Entering edit mode
6.7 years ago
donger1103
▴
10
I have a tomato genomic loci list, such as "SL2.50ch01:89425896-89429084", the locis mostly are inside the exons of genes,but some may also within introns or intergenic spacer. I want to perform miRNA target search, so i need to download all the corresponding partial RNA or cDNA sequences first. are there any tools or ideas? many thanks!
Do you want to extract the exact ranges as you give an example for or do you want to first look up those locations, then determine in which gene they reside and then extract the (whole) corresponding gene?

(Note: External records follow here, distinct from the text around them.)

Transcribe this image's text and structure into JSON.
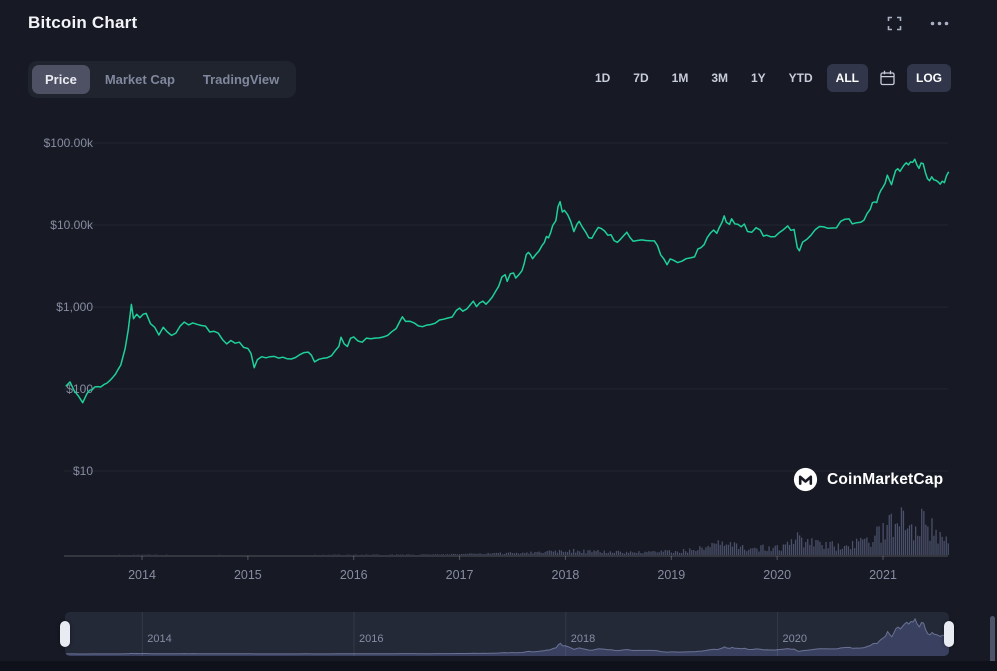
{
  "header": {
    "title": "Bitcoin Chart"
  },
  "toolbar": {
    "left_tabs": [
      {
        "label": "Price",
        "active": true
      },
      {
        "label": "Market Cap",
        "active": false
      },
      {
        "label": "TradingView",
        "active": false
      }
    ],
    "ranges": [
      {
        "label": "1D",
        "active": false
      },
      {
        "label": "7D",
        "active": false
      },
      {
        "label": "1M",
        "active": false
      },
      {
        "label": "3M",
        "active": false
      },
      {
        "label": "1Y",
        "active": false
      },
      {
        "label": "YTD",
        "active": false
      },
      {
        "label": "ALL",
        "active": true
      }
    ],
    "scale_toggle": {
      "label": "LOG",
      "active": true
    }
  },
  "watermark": {
    "text": "CoinMarketCap"
  },
  "colors": {
    "background": "#171924",
    "line": "#1ed099",
    "volume": "#4a5069",
    "axis_text": "#868da2"
  },
  "chart_data": {
    "type": "line",
    "title": "Bitcoin price history (log scale)",
    "y_scale": "log",
    "x_range": [
      2013.27,
      2021.62
    ],
    "x_ticks": [
      2014,
      2015,
      2016,
      2017,
      2018,
      2019,
      2020,
      2021
    ],
    "y_ticks": [
      {
        "label": "$100.00k",
        "value": 100000
      },
      {
        "label": "$10.00k",
        "value": 10000
      },
      {
        "label": "$1,000",
        "value": 1000
      },
      {
        "label": "$100",
        "value": 100
      },
      {
        "label": "$10",
        "value": 10
      }
    ],
    "line_color": "#1ed099",
    "volume_color": "#4a5069",
    "price": [
      [
        2013.28,
        108
      ],
      [
        2013.32,
        122
      ],
      [
        2013.36,
        95
      ],
      [
        2013.4,
        82
      ],
      [
        2013.44,
        68
      ],
      [
        2013.48,
        88
      ],
      [
        2013.53,
        98
      ],
      [
        2013.58,
        107
      ],
      [
        2013.64,
        113
      ],
      [
        2013.7,
        128
      ],
      [
        2013.75,
        152
      ],
      [
        2013.8,
        196
      ],
      [
        2013.84,
        310
      ],
      [
        2013.87,
        520
      ],
      [
        2013.9,
        1075
      ],
      [
        2013.92,
        720
      ],
      [
        2013.95,
        815
      ],
      [
        2013.98,
        740
      ],
      [
        2014.01,
        818
      ],
      [
        2014.04,
        835
      ],
      [
        2014.08,
        625
      ],
      [
        2014.12,
        565
      ],
      [
        2014.16,
        455
      ],
      [
        2014.2,
        565
      ],
      [
        2014.24,
        495
      ],
      [
        2014.28,
        450
      ],
      [
        2014.32,
        480
      ],
      [
        2014.36,
        585
      ],
      [
        2014.4,
        655
      ],
      [
        2014.44,
        605
      ],
      [
        2014.48,
        640
      ],
      [
        2014.52,
        615
      ],
      [
        2014.56,
        595
      ],
      [
        2014.6,
        585
      ],
      [
        2014.64,
        495
      ],
      [
        2014.68,
        505
      ],
      [
        2014.72,
        480
      ],
      [
        2014.76,
        400
      ],
      [
        2014.8,
        355
      ],
      [
        2014.84,
        390
      ],
      [
        2014.88,
        362
      ],
      [
        2014.92,
        372
      ],
      [
        2014.96,
        322
      ],
      [
        2015.0,
        312
      ],
      [
        2015.03,
        272
      ],
      [
        2015.06,
        182
      ],
      [
        2015.09,
        228
      ],
      [
        2015.13,
        248
      ],
      [
        2015.17,
        240
      ],
      [
        2015.21,
        248
      ],
      [
        2015.25,
        250
      ],
      [
        2015.29,
        238
      ],
      [
        2015.33,
        244
      ],
      [
        2015.37,
        234
      ],
      [
        2015.41,
        232
      ],
      [
        2015.45,
        242
      ],
      [
        2015.49,
        262
      ],
      [
        2015.53,
        278
      ],
      [
        2015.57,
        282
      ],
      [
        2015.6,
        258
      ],
      [
        2015.63,
        214
      ],
      [
        2015.67,
        230
      ],
      [
        2015.71,
        237
      ],
      [
        2015.75,
        241
      ],
      [
        2015.79,
        255
      ],
      [
        2015.83,
        298
      ],
      [
        2015.86,
        332
      ],
      [
        2015.88,
        428
      ],
      [
        2015.91,
        355
      ],
      [
        2015.94,
        330
      ],
      [
        2015.97,
        415
      ],
      [
        2016.0,
        432
      ],
      [
        2016.04,
        385
      ],
      [
        2016.08,
        372
      ],
      [
        2016.12,
        418
      ],
      [
        2016.16,
        410
      ],
      [
        2016.2,
        418
      ],
      [
        2016.24,
        420
      ],
      [
        2016.28,
        432
      ],
      [
        2016.32,
        450
      ],
      [
        2016.36,
        500
      ],
      [
        2016.4,
        545
      ],
      [
        2016.44,
        685
      ],
      [
        2016.46,
        760
      ],
      [
        2016.49,
        668
      ],
      [
        2016.53,
        672
      ],
      [
        2016.57,
        640
      ],
      [
        2016.61,
        588
      ],
      [
        2016.65,
        575
      ],
      [
        2016.69,
        602
      ],
      [
        2016.73,
        612
      ],
      [
        2016.77,
        635
      ],
      [
        2016.81,
        695
      ],
      [
        2016.85,
        710
      ],
      [
        2016.89,
        735
      ],
      [
        2016.93,
        755
      ],
      [
        2016.97,
        908
      ],
      [
        2017.0,
        970
      ],
      [
        2017.03,
        888
      ],
      [
        2017.07,
        950
      ],
      [
        2017.1,
        1060
      ],
      [
        2017.13,
        1178
      ],
      [
        2017.16,
        1012
      ],
      [
        2017.19,
        1122
      ],
      [
        2017.22,
        1178
      ],
      [
        2017.25,
        1082
      ],
      [
        2017.28,
        1188
      ],
      [
        2017.31,
        1328
      ],
      [
        2017.34,
        1550
      ],
      [
        2017.37,
        1795
      ],
      [
        2017.4,
        2320
      ],
      [
        2017.43,
        2480
      ],
      [
        2017.45,
        2050
      ],
      [
        2017.48,
        2550
      ],
      [
        2017.51,
        2600
      ],
      [
        2017.53,
        2250
      ],
      [
        2017.56,
        2480
      ],
      [
        2017.59,
        2775
      ],
      [
        2017.61,
        3380
      ],
      [
        2017.63,
        4370
      ],
      [
        2017.65,
        4630
      ],
      [
        2017.67,
        4330
      ],
      [
        2017.69,
        3880
      ],
      [
        2017.72,
        4370
      ],
      [
        2017.75,
        4825
      ],
      [
        2017.78,
        5650
      ],
      [
        2017.8,
        6100
      ],
      [
        2017.82,
        7250
      ],
      [
        2017.84,
        6975
      ],
      [
        2017.86,
        8050
      ],
      [
        2017.88,
        9850
      ],
      [
        2017.91,
        11300
      ],
      [
        2017.93,
        16700
      ],
      [
        2017.95,
        19300
      ],
      [
        2017.97,
        14400
      ],
      [
        2017.99,
        15100
      ],
      [
        2018.02,
        13400
      ],
      [
        2018.05,
        11100
      ],
      [
        2018.08,
        8300
      ],
      [
        2018.11,
        10250
      ],
      [
        2018.13,
        11100
      ],
      [
        2018.16,
        9400
      ],
      [
        2018.19,
        8250
      ],
      [
        2018.22,
        7000
      ],
      [
        2018.25,
        6900
      ],
      [
        2018.28,
        8150
      ],
      [
        2018.31,
        9350
      ],
      [
        2018.34,
        9050
      ],
      [
        2018.37,
        8450
      ],
      [
        2018.4,
        7500
      ],
      [
        2018.43,
        7620
      ],
      [
        2018.46,
        6450
      ],
      [
        2018.49,
        6150
      ],
      [
        2018.52,
        6700
      ],
      [
        2018.55,
        7420
      ],
      [
        2018.58,
        8180
      ],
      [
        2018.61,
        7030
      ],
      [
        2018.64,
        6350
      ],
      [
        2018.68,
        6480
      ],
      [
        2018.72,
        6580
      ],
      [
        2018.76,
        6480
      ],
      [
        2018.8,
        6420
      ],
      [
        2018.84,
        6400
      ],
      [
        2018.87,
        5600
      ],
      [
        2018.9,
        4320
      ],
      [
        2018.93,
        3850
      ],
      [
        2018.96,
        3280
      ],
      [
        2018.99,
        3860
      ],
      [
        2019.02,
        3720
      ],
      [
        2019.06,
        3480
      ],
      [
        2019.1,
        3620
      ],
      [
        2019.14,
        3880
      ],
      [
        2019.18,
        3970
      ],
      [
        2019.22,
        4080
      ],
      [
        2019.25,
        5080
      ],
      [
        2019.28,
        5280
      ],
      [
        2019.31,
        5750
      ],
      [
        2019.34,
        7050
      ],
      [
        2019.37,
        7980
      ],
      [
        2019.4,
        8680
      ],
      [
        2019.43,
        7920
      ],
      [
        2019.45,
        9080
      ],
      [
        2019.48,
        10850
      ],
      [
        2019.5,
        12920
      ],
      [
        2019.52,
        10820
      ],
      [
        2019.55,
        10180
      ],
      [
        2019.57,
        11900
      ],
      [
        2019.6,
        10350
      ],
      [
        2019.63,
        10180
      ],
      [
        2019.66,
        9520
      ],
      [
        2019.69,
        10280
      ],
      [
        2019.72,
        8320
      ],
      [
        2019.76,
        8180
      ],
      [
        2019.8,
        9280
      ],
      [
        2019.84,
        8680
      ],
      [
        2019.87,
        7320
      ],
      [
        2019.9,
        7520
      ],
      [
        2019.94,
        7180
      ],
      [
        2019.98,
        7220
      ],
      [
        2020.02,
        8080
      ],
      [
        2020.06,
        8780
      ],
      [
        2020.1,
        9750
      ],
      [
        2020.13,
        8620
      ],
      [
        2020.16,
        8820
      ],
      [
        2020.19,
        5300
      ],
      [
        2020.21,
        4850
      ],
      [
        2020.24,
        6180
      ],
      [
        2020.28,
        6680
      ],
      [
        2020.32,
        7520
      ],
      [
        2020.36,
        8780
      ],
      [
        2020.4,
        9580
      ],
      [
        2020.44,
        9480
      ],
      [
        2020.48,
        9120
      ],
      [
        2020.52,
        9180
      ],
      [
        2020.56,
        9230
      ],
      [
        2020.6,
        11080
      ],
      [
        2020.64,
        11780
      ],
      [
        2020.68,
        11880
      ],
      [
        2020.71,
        10320
      ],
      [
        2020.75,
        10680
      ],
      [
        2020.79,
        10780
      ],
      [
        2020.82,
        11480
      ],
      [
        2020.85,
        13780
      ],
      [
        2020.88,
        15580
      ],
      [
        2020.9,
        18680
      ],
      [
        2020.92,
        19150
      ],
      [
        2020.94,
        18750
      ],
      [
        2020.96,
        23200
      ],
      [
        2020.98,
        26500
      ],
      [
        2021.0,
        29000
      ],
      [
        2021.02,
        32150
      ],
      [
        2021.04,
        40500
      ],
      [
        2021.06,
        35400
      ],
      [
        2021.08,
        31000
      ],
      [
        2021.1,
        38250
      ],
      [
        2021.12,
        46350
      ],
      [
        2021.14,
        48600
      ],
      [
        2021.16,
        45100
      ],
      [
        2021.18,
        49600
      ],
      [
        2021.2,
        54050
      ],
      [
        2021.22,
        57300
      ],
      [
        2021.24,
        54100
      ],
      [
        2021.26,
        58750
      ],
      [
        2021.28,
        57950
      ],
      [
        2021.3,
        63400
      ],
      [
        2021.32,
        54000
      ],
      [
        2021.34,
        49050
      ],
      [
        2021.36,
        56950
      ],
      [
        2021.38,
        55850
      ],
      [
        2021.4,
        43550
      ],
      [
        2021.42,
        36650
      ],
      [
        2021.44,
        34650
      ],
      [
        2021.46,
        38750
      ],
      [
        2021.48,
        35550
      ],
      [
        2021.5,
        34950
      ],
      [
        2021.52,
        33500
      ],
      [
        2021.54,
        31550
      ],
      [
        2021.56,
        34250
      ],
      [
        2021.58,
        32800
      ],
      [
        2021.6,
        39900
      ],
      [
        2021.62,
        44500
      ]
    ],
    "volume": [
      [
        2013.28,
        0.08
      ],
      [
        2013.6,
        0.08
      ],
      [
        2013.9,
        0.25
      ],
      [
        2014.0,
        0.3
      ],
      [
        2014.3,
        0.2
      ],
      [
        2014.6,
        0.18
      ],
      [
        2015.0,
        0.18
      ],
      [
        2015.5,
        0.15
      ],
      [
        2015.9,
        0.25
      ],
      [
        2016.2,
        0.3
      ],
      [
        2016.5,
        0.45
      ],
      [
        2016.8,
        0.5
      ],
      [
        2017.0,
        0.9
      ],
      [
        2017.2,
        1.1
      ],
      [
        2017.4,
        1.6
      ],
      [
        2017.6,
        2.2
      ],
      [
        2017.8,
        2.8
      ],
      [
        2017.95,
        4.6
      ],
      [
        2018.05,
        4.2
      ],
      [
        2018.2,
        3.4
      ],
      [
        2018.4,
        2.8
      ],
      [
        2018.6,
        2.5
      ],
      [
        2018.8,
        2.4
      ],
      [
        2018.95,
        3.4
      ],
      [
        2019.1,
        3.6
      ],
      [
        2019.25,
        5.2
      ],
      [
        2019.4,
        8.2
      ],
      [
        2019.5,
        9.8
      ],
      [
        2019.65,
        7.4
      ],
      [
        2019.8,
        6.6
      ],
      [
        2019.95,
        6.2
      ],
      [
        2020.1,
        8.4
      ],
      [
        2020.2,
        15.5
      ],
      [
        2020.35,
        9.8
      ],
      [
        2020.5,
        8.2
      ],
      [
        2020.65,
        9.4
      ],
      [
        2020.8,
        10.5
      ],
      [
        2020.9,
        13.5
      ],
      [
        2021.0,
        22.0
      ],
      [
        2021.05,
        28.0
      ],
      [
        2021.1,
        33.0
      ],
      [
        2021.16,
        60.0
      ],
      [
        2021.22,
        30.0
      ],
      [
        2021.28,
        29.0
      ],
      [
        2021.34,
        27.0
      ],
      [
        2021.38,
        35.0
      ],
      [
        2021.44,
        25.0
      ],
      [
        2021.5,
        19.0
      ],
      [
        2021.56,
        16.0
      ],
      [
        2021.62,
        18.0
      ]
    ],
    "navigator": {
      "labels": [
        2014,
        2016,
        2018,
        2020
      ],
      "fill": "#3a4160",
      "stroke": "#6a7294"
    }
  }
}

to lieven.sterck, thanks for your reply, i want to extract the sequences (RNA or cDNA, not genomic DNA) of the exact ranges in my loci list, they are partial sequences of genes. thanks a lot. i reply your question here becuase there is no respond when i click "ADD REPLY".
OK, but the coordinates you are talking about are genomic, right? so you just want to extract that range or do you want to link them to the most close-by genic feature?

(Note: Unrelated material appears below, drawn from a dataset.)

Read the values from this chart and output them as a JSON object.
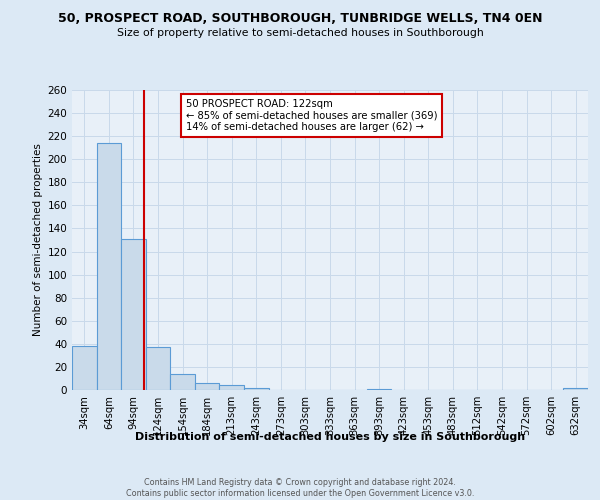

to lieven.sterck,thanks again. you are right, the coordinates in my list are genomic, and i just want to extract that range (corresponding RNA or cDNA sequence),besides, it would be better if gene annotation is added. Actually, the coordinates i mentioned are the loci of some circular RNAs, i want to perform the circular RNA-miRNA-mRNA interaction, and my first step is to extract the specific sequences of the circular RNAs and then predict the tomato miRNA targets with tools like psRNATarget. Do you have any ideas? thanks :)
OK, I would get the genomic fasta files local, build a blastDB from them and then extract all the ranges you want with the blastdbcmd cmdline. Not that difficult to loop over your list and select each region. that will give you already all the genomic sequences, to get the corresponding gene annotation might be a bit more cumbersome but you might be able to do that with BED intersect or so.
Thanks you so much, however, i still get the genomic sequences ,not the RNA sequences, right?
You will get genomic sequence corresponding to the coordinates of loci you are interested in. You have said above that they are not necessarily all in coding regions.